Understanding RetinaFace Landmarks and Confidence Scores

What the five facial landmarks mean, how the confidence score works, and how to use both together to filter out weak detections.

Beyond a simple box around each face, RetinaFace hands you two extra pieces of information that quietly make it far more useful: five landmarks and a confidence score. Understanding what they represent lets you build cleaner, more reliable results into whatever you are working on.

The five landmarks

For every detected face, RetinaFace marks five key points: the centre of the left eye, the centre of the right eye, the tip of the nose, the left corner of the mouth and the right corner of the mouth. These are returned as pixel coordinates within the image. Five points may sound minimal, but they pin down the orientation and rough geometry of a face precisely enough for most practical purposes.

Why landmarks are useful

Landmarks turn a flat rectangle into something you can reason about. With the eye positions you can tell whether a head is tilted and rotate the crop to level it. With all five points you can align faces consistently so that downstream steps see them in a standard pose. They also help you filter: a detection whose landmarks fall in an implausible arrangement is often a false positive worth discarding. In short, the landmarks are the raw material for alignment, normalisation and sanity checks.

The confidence score

Alongside each face comes a confidence score between zero and one. It expresses how strongly the model believes the region is a face. A crisp, clear, well-lit face sits near one; a blurry, tiny or partly hidden face sits lower. The score is not a probability in a strict statistical sense, but in practice it behaves like a reliable ranking of how trustworthy each detection is.

Choosing a threshold

The score becomes powerful the moment you set a threshold and keep only detections above it. Where you set that line is a deliberate trade-off. A high threshold keeps only the surest faces and minimises false positives, at the risk of dropping faint ones. A low threshold catches more faces, including weak ones, at the risk of letting some non-faces through. There is no universally correct value — it depends on whether your application would rather miss a face or accept a wrong one.

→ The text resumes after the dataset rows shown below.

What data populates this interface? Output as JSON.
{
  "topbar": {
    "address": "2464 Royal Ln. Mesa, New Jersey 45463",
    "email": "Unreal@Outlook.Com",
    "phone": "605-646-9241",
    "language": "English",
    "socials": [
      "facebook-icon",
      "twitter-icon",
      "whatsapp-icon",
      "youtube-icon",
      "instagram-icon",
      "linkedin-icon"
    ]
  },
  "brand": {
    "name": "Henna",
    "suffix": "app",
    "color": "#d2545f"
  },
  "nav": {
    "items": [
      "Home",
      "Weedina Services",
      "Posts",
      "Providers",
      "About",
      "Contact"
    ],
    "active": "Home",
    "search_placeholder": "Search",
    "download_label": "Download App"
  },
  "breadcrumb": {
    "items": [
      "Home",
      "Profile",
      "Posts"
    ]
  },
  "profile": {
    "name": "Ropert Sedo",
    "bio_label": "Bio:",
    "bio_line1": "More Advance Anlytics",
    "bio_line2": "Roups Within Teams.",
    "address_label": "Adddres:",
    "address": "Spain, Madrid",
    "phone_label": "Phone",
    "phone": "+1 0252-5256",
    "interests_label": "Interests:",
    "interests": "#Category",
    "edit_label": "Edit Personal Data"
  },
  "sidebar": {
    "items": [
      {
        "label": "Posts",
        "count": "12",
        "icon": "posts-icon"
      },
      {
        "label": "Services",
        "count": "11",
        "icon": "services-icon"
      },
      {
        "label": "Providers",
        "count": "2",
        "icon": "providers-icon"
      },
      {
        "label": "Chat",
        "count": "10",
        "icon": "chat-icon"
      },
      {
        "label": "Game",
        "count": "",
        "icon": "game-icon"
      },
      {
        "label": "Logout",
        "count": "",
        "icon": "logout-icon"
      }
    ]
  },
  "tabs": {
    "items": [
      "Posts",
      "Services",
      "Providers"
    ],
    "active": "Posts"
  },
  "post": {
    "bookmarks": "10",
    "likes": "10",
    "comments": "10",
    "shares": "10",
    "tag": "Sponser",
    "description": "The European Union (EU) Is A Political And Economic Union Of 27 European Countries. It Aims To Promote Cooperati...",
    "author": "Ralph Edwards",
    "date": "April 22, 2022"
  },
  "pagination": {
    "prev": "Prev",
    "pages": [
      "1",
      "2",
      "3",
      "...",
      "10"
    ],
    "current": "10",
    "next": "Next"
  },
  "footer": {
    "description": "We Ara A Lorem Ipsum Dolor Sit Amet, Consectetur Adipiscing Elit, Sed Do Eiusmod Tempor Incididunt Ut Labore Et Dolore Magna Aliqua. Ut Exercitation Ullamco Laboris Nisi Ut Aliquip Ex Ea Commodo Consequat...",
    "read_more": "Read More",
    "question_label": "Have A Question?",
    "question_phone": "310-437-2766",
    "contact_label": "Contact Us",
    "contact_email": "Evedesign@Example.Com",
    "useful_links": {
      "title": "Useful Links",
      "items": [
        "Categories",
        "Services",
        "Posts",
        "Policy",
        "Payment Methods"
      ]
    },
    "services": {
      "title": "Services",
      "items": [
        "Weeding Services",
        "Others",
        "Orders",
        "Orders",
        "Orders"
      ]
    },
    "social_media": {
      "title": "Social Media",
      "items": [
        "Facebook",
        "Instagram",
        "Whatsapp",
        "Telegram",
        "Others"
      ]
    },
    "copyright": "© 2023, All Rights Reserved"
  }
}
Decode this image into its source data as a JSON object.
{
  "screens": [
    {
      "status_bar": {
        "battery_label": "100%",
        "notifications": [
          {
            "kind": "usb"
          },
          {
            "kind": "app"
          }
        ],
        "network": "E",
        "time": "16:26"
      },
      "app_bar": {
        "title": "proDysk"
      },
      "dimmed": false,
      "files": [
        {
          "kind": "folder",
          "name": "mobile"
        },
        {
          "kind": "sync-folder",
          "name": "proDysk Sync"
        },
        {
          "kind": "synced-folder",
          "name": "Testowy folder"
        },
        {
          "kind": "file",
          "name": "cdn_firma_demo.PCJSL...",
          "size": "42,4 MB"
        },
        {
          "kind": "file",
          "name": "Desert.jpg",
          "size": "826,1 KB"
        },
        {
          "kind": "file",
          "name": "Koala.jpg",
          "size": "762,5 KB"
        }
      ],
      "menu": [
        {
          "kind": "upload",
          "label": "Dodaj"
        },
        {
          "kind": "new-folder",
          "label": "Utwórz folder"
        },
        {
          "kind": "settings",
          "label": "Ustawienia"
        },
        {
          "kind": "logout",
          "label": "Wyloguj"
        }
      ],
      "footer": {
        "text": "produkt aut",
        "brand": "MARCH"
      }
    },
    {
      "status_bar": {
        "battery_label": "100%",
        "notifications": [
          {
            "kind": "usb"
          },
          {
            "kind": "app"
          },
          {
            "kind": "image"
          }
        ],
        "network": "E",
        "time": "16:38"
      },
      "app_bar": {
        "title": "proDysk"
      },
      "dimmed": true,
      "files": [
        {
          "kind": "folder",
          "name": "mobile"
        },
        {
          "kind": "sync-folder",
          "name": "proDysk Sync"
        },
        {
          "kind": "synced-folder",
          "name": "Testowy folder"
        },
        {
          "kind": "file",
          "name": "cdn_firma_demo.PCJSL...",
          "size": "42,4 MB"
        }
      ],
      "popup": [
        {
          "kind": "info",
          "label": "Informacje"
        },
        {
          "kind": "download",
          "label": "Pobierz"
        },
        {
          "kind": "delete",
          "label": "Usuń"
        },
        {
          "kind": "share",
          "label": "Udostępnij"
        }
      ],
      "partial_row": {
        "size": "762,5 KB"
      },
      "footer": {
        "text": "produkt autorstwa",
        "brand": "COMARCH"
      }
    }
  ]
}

Using landmarks and scores together

The two outputs are strongest in combination. Use the confidence score as your first filter to remove the obviously weak detections, then use the landmark geometry as a second check to catch the odd false positive that slipped through with a deceptively high score. This two-stage approach — score first, geometry second — produces noticeably cleaner results than relying on either signal alone.

Practical tips

Start with a moderate threshold and adjust it against your own images rather than trusting a number you read somewhere. Visualise both the boxes and the landmarks during development so you can see what you are accepting and rejecting. And remember that the right settings for a tightly controlled portrait app differ from those for messy real-world photos — tune to your data, and let the landmarks and confidence score do the quiet work of keeping your detections honest.